Zhupanovsky erupts sending a plume of ash more than 7 km a.s.l., Russia

Zhupanovsky erupts sending a plume of ash more than 7 km a.s.l., Russia

Zhupanovsky volcano, Kamchatka, Russia erupted on January 19, 2016, after almost two months of being relatively calm. The explosion sent a plume of ash more than 7 km (22 966 feet) above the sea level, KVERT reported.

The ash explosion was observed at 04:36 UTC, between Avachinsky and Koryaksky volcanoes, according to visual data from Institute of Volcanology and Seismology Far East Division of the Russian Academy of Sciences (IVS FED RAS). A height of ash plume was estimated between 7 and 8 km (22 966 and 26 246.7 feet) above the sea level.

Ash drifted 20 km (12 miles) eastward. According to volcanologists, the ash column could be seen with a naked eye from Petropavlovsk-Kamchatsky and other nearby settlements.

MODIS sensor heat sources last 7 days Image credit: University of Hawaiʻi

KVERT reported moderate explosive eruption continues, and ash explosions up to 6-8 km (19 700-26 240 feet) could happen at any time. The volcanic activity could affect international and low-flying aircrafts in the region, and an orange level aviation alert was issued signalizing volcano is exhibiting heightened unrest with increased likelihood of an eruption.

Zhupanovsky volcano entered a period of heightened activity on June 6, 2014, with an eruption sending ash plumes up to 6 km (19 900 feet a.s.l, according to Tokyo VAAC and UHPP notices. The Aviation Color Code was raised to yellow on the occasion. Satellite images on June 9 revealed ash plumes rising to altitudes of 3-4 km (9 800-13 100 feet) a.s.l. and drifting 60 km (37.3 miles) E.

Zhupanovsky volcano eruption plume, November 30, 2015. Image credit: Ирина Юркова via Facebook

Based on satellite images, KVERT reported that on November 28, 2015, ash plumes from Zhupanovsky rose to altitudes of 5-6 km (16 400-19 700 feet) above the sea level and drifted 285 km (177 miles) E. The Aviation Color Code was raised to Orange on the occasion. IVS FED RAS observed an ash explosion at 03:56 UTC on December 1 and the Tokyo VAAC reported that the resulting ash plume rose to an altitude of 9 km (29 500 ft) a.s.l. and drifted 60 km (37.3 miles) SE.

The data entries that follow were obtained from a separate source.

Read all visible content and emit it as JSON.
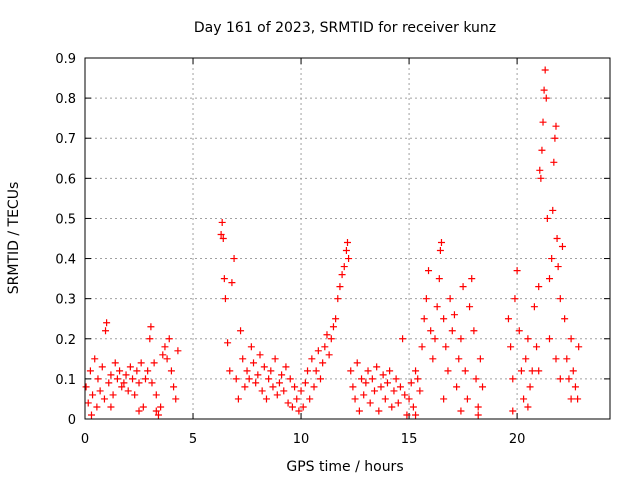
{
  "chart_data": {
    "type": "scatter",
    "title": "Day 161 of 2023, SRMTID for receiver kunz",
    "xlabel": "GPS time / hours",
    "ylabel": "SRMTID / TECUs",
    "xlim": [
      0,
      24.3
    ],
    "ylim": [
      0,
      0.9
    ],
    "x_ticks": [
      0,
      5,
      10,
      15,
      20
    ],
    "x_tick_labels": [
      "0",
      "5",
      "10",
      "15",
      "20"
    ],
    "y_ticks": [
      0,
      0.1,
      0.2,
      0.3,
      0.4,
      0.5,
      0.6,
      0.7,
      0.8,
      0.9
    ],
    "y_tick_labels": [
      "0",
      "0.1",
      "0.2",
      "0.3",
      "0.4",
      "0.5",
      "0.6",
      "0.7",
      "0.8",
      "0.9"
    ],
    "grid": true,
    "marker": "plus",
    "color": "#ff0000",
    "series": [
      {
        "name": "SRMTID",
        "points": [
          [
            0.05,
            0.08
          ],
          [
            0.15,
            0.04
          ],
          [
            0.25,
            0.12
          ],
          [
            0.35,
            0.06
          ],
          [
            0.45,
            0.15
          ],
          [
            0.55,
            0.03
          ],
          [
            0.6,
            0.1
          ],
          [
            0.7,
            0.07
          ],
          [
            0.8,
            0.13
          ],
          [
            0.9,
            0.05
          ],
          [
            0.95,
            0.22
          ],
          [
            1.0,
            0.24
          ],
          [
            1.1,
            0.09
          ],
          [
            1.2,
            0.11
          ],
          [
            1.3,
            0.06
          ],
          [
            1.4,
            0.14
          ],
          [
            1.5,
            0.1
          ],
          [
            1.6,
            0.12
          ],
          [
            1.7,
            0.08
          ],
          [
            1.8,
            0.09
          ],
          [
            1.9,
            0.11
          ],
          [
            2.0,
            0.07
          ],
          [
            2.1,
            0.13
          ],
          [
            2.2,
            0.1
          ],
          [
            2.3,
            0.06
          ],
          [
            2.4,
            0.12
          ],
          [
            2.5,
            0.09
          ],
          [
            2.6,
            0.14
          ],
          [
            2.7,
            0.03
          ],
          [
            2.8,
            0.1
          ],
          [
            2.9,
            0.12
          ],
          [
            3.0,
            0.2
          ],
          [
            3.05,
            0.23
          ],
          [
            3.1,
            0.09
          ],
          [
            3.2,
            0.14
          ],
          [
            3.3,
            0.06
          ],
          [
            3.4,
            0.01
          ],
          [
            3.5,
            0.03
          ],
          [
            3.6,
            0.16
          ],
          [
            3.7,
            0.18
          ],
          [
            3.8,
            0.15
          ],
          [
            3.9,
            0.2
          ],
          [
            4.0,
            0.12
          ],
          [
            4.1,
            0.08
          ],
          [
            4.2,
            0.05
          ],
          [
            4.3,
            0.17
          ],
          [
            0.3,
            0.01
          ],
          [
            1.2,
            0.03
          ],
          [
            2.5,
            0.02
          ],
          [
            3.3,
            0.02
          ],
          [
            6.3,
            0.46
          ],
          [
            6.35,
            0.49
          ],
          [
            6.4,
            0.45
          ],
          [
            6.45,
            0.35
          ],
          [
            6.5,
            0.3
          ],
          [
            6.6,
            0.19
          ],
          [
            6.7,
            0.12
          ],
          [
            6.8,
            0.34
          ],
          [
            6.9,
            0.4
          ],
          [
            7.0,
            0.1
          ],
          [
            7.1,
            0.05
          ],
          [
            7.2,
            0.22
          ],
          [
            7.3,
            0.15
          ],
          [
            7.4,
            0.08
          ],
          [
            7.5,
            0.12
          ],
          [
            7.6,
            0.1
          ],
          [
            7.7,
            0.18
          ],
          [
            7.8,
            0.14
          ],
          [
            7.9,
            0.09
          ],
          [
            8.0,
            0.11
          ],
          [
            8.1,
            0.16
          ],
          [
            8.2,
            0.07
          ],
          [
            8.3,
            0.13
          ],
          [
            8.4,
            0.05
          ],
          [
            8.5,
            0.1
          ],
          [
            8.6,
            0.12
          ],
          [
            8.7,
            0.08
          ],
          [
            8.8,
            0.15
          ],
          [
            8.9,
            0.06
          ],
          [
            9.0,
            0.09
          ],
          [
            9.1,
            0.11
          ],
          [
            9.2,
            0.07
          ],
          [
            9.3,
            0.13
          ],
          [
            9.4,
            0.04
          ],
          [
            9.5,
            0.1
          ],
          [
            9.6,
            0.03
          ],
          [
            9.7,
            0.08
          ],
          [
            9.8,
            0.05
          ],
          [
            9.9,
            0.02
          ],
          [
            10.0,
            0.07
          ],
          [
            10.1,
            0.03
          ],
          [
            10.2,
            0.09
          ],
          [
            10.3,
            0.12
          ],
          [
            10.4,
            0.05
          ],
          [
            10.5,
            0.15
          ],
          [
            10.6,
            0.08
          ],
          [
            10.7,
            0.12
          ],
          [
            10.8,
            0.17
          ],
          [
            10.9,
            0.1
          ],
          [
            11.0,
            0.14
          ],
          [
            11.1,
            0.18
          ],
          [
            11.2,
            0.21
          ],
          [
            11.3,
            0.16
          ],
          [
            11.4,
            0.2
          ],
          [
            11.5,
            0.23
          ],
          [
            11.6,
            0.25
          ],
          [
            11.7,
            0.3
          ],
          [
            11.8,
            0.33
          ],
          [
            11.9,
            0.36
          ],
          [
            12.0,
            0.38
          ],
          [
            12.1,
            0.42
          ],
          [
            12.15,
            0.44
          ],
          [
            12.2,
            0.4
          ],
          [
            12.3,
            0.12
          ],
          [
            12.4,
            0.08
          ],
          [
            12.5,
            0.05
          ],
          [
            12.6,
            0.14
          ],
          [
            12.7,
            0.02
          ],
          [
            12.8,
            0.1
          ],
          [
            12.9,
            0.06
          ],
          [
            13.0,
            0.09
          ],
          [
            13.1,
            0.12
          ],
          [
            13.2,
            0.04
          ],
          [
            13.3,
            0.1
          ],
          [
            13.4,
            0.07
          ],
          [
            13.5,
            0.13
          ],
          [
            13.6,
            0.02
          ],
          [
            13.7,
            0.08
          ],
          [
            13.8,
            0.11
          ],
          [
            13.9,
            0.05
          ],
          [
            14.0,
            0.09
          ],
          [
            14.1,
            0.12
          ],
          [
            14.2,
            0.03
          ],
          [
            14.3,
            0.07
          ],
          [
            14.4,
            0.1
          ],
          [
            14.5,
            0.04
          ],
          [
            14.6,
            0.08
          ],
          [
            14.7,
            0.2
          ],
          [
            14.8,
            0.06
          ],
          [
            14.9,
            0.01
          ],
          [
            15.0,
            0.05
          ],
          [
            15.1,
            0.09
          ],
          [
            15.2,
            0.03
          ],
          [
            15.3,
            0.12
          ],
          [
            15.4,
            0.1
          ],
          [
            15.5,
            0.07
          ],
          [
            15.6,
            0.18
          ],
          [
            15.7,
            0.25
          ],
          [
            15.8,
            0.3
          ],
          [
            15.9,
            0.37
          ],
          [
            16.0,
            0.22
          ],
          [
            16.1,
            0.15
          ],
          [
            16.2,
            0.2
          ],
          [
            16.3,
            0.28
          ],
          [
            16.4,
            0.35
          ],
          [
            16.45,
            0.42
          ],
          [
            16.5,
            0.44
          ],
          [
            16.6,
            0.25
          ],
          [
            16.7,
            0.18
          ],
          [
            16.8,
            0.12
          ],
          [
            16.9,
            0.3
          ],
          [
            17.0,
            0.22
          ],
          [
            17.1,
            0.26
          ],
          [
            17.2,
            0.08
          ],
          [
            17.3,
            0.15
          ],
          [
            17.4,
            0.2
          ],
          [
            17.5,
            0.33
          ],
          [
            17.6,
            0.12
          ],
          [
            17.7,
            0.05
          ],
          [
            17.8,
            0.28
          ],
          [
            17.9,
            0.35
          ],
          [
            18.0,
            0.22
          ],
          [
            18.1,
            0.1
          ],
          [
            18.2,
            0.03
          ],
          [
            18.3,
            0.15
          ],
          [
            18.4,
            0.08
          ],
          [
            15.3,
            0.01
          ],
          [
            16.6,
            0.05
          ],
          [
            17.4,
            0.02
          ],
          [
            18.2,
            0.01
          ],
          [
            19.6,
            0.25
          ],
          [
            19.7,
            0.18
          ],
          [
            19.8,
            0.1
          ],
          [
            19.9,
            0.3
          ],
          [
            20.0,
            0.37
          ],
          [
            20.1,
            0.22
          ],
          [
            20.2,
            0.12
          ],
          [
            20.3,
            0.05
          ],
          [
            20.4,
            0.15
          ],
          [
            20.5,
            0.2
          ],
          [
            20.6,
            0.08
          ],
          [
            20.7,
            0.12
          ],
          [
            20.8,
            0.28
          ],
          [
            20.9,
            0.18
          ],
          [
            21.0,
            0.33
          ],
          [
            21.05,
            0.62
          ],
          [
            21.1,
            0.6
          ],
          [
            21.15,
            0.67
          ],
          [
            21.2,
            0.74
          ],
          [
            21.25,
            0.82
          ],
          [
            21.3,
            0.87
          ],
          [
            21.35,
            0.8
          ],
          [
            21.4,
            0.5
          ],
          [
            21.5,
            0.35
          ],
          [
            21.6,
            0.4
          ],
          [
            21.65,
            0.52
          ],
          [
            21.7,
            0.64
          ],
          [
            21.75,
            0.7
          ],
          [
            21.8,
            0.73
          ],
          [
            21.85,
            0.45
          ],
          [
            21.9,
            0.38
          ],
          [
            22.0,
            0.3
          ],
          [
            22.1,
            0.43
          ],
          [
            22.2,
            0.25
          ],
          [
            22.3,
            0.15
          ],
          [
            22.4,
            0.1
          ],
          [
            22.5,
            0.2
          ],
          [
            22.6,
            0.12
          ],
          [
            22.7,
            0.08
          ],
          [
            22.8,
            0.05
          ],
          [
            22.85,
            0.18
          ],
          [
            21.0,
            0.12
          ],
          [
            21.5,
            0.2
          ],
          [
            22.0,
            0.1
          ],
          [
            22.5,
            0.05
          ],
          [
            20.5,
            0.03
          ],
          [
            19.8,
            0.02
          ],
          [
            21.8,
            0.15
          ]
        ]
      }
    ]
  }
}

An explosive eruption that began at Zhupanovsky on June 6, 2014, likely ended on November 30, 2015, GVP reported. Only moderate levels of fumarolic activity were observed in early-to-mid December period. On December 17 the Aviation Color Code was lowered to green.

Experts stated the populated areas are currently not threatened. However, travel companies have been advised not to organize tours in the vicinity of the volcano.

Geological Summary

The Zhupanovsky volcanic massif consists of four overlapping stratovolcanoes along a WNW-trending ridge. The elongated volcanic complex was constructed within a Pliocene-early Pleistocene caldera whose rim is exposed only on the eastern side. Three of the stratovolcanoes were built during the Pleistocene, the fourth is Holocene in age and was the source of all of Zhupanovsky's historical eruptions. An early Holocene stage of frequent moderate and weak eruptions from 7000 to 5000 years before present (BP) was succeeded by a period of infrequent larger eruptions that produced pyroclastic flows. The last major eruption took place about 800-900 years BP. Historical eruptions have consisted of relatively minor explosions from the third cone.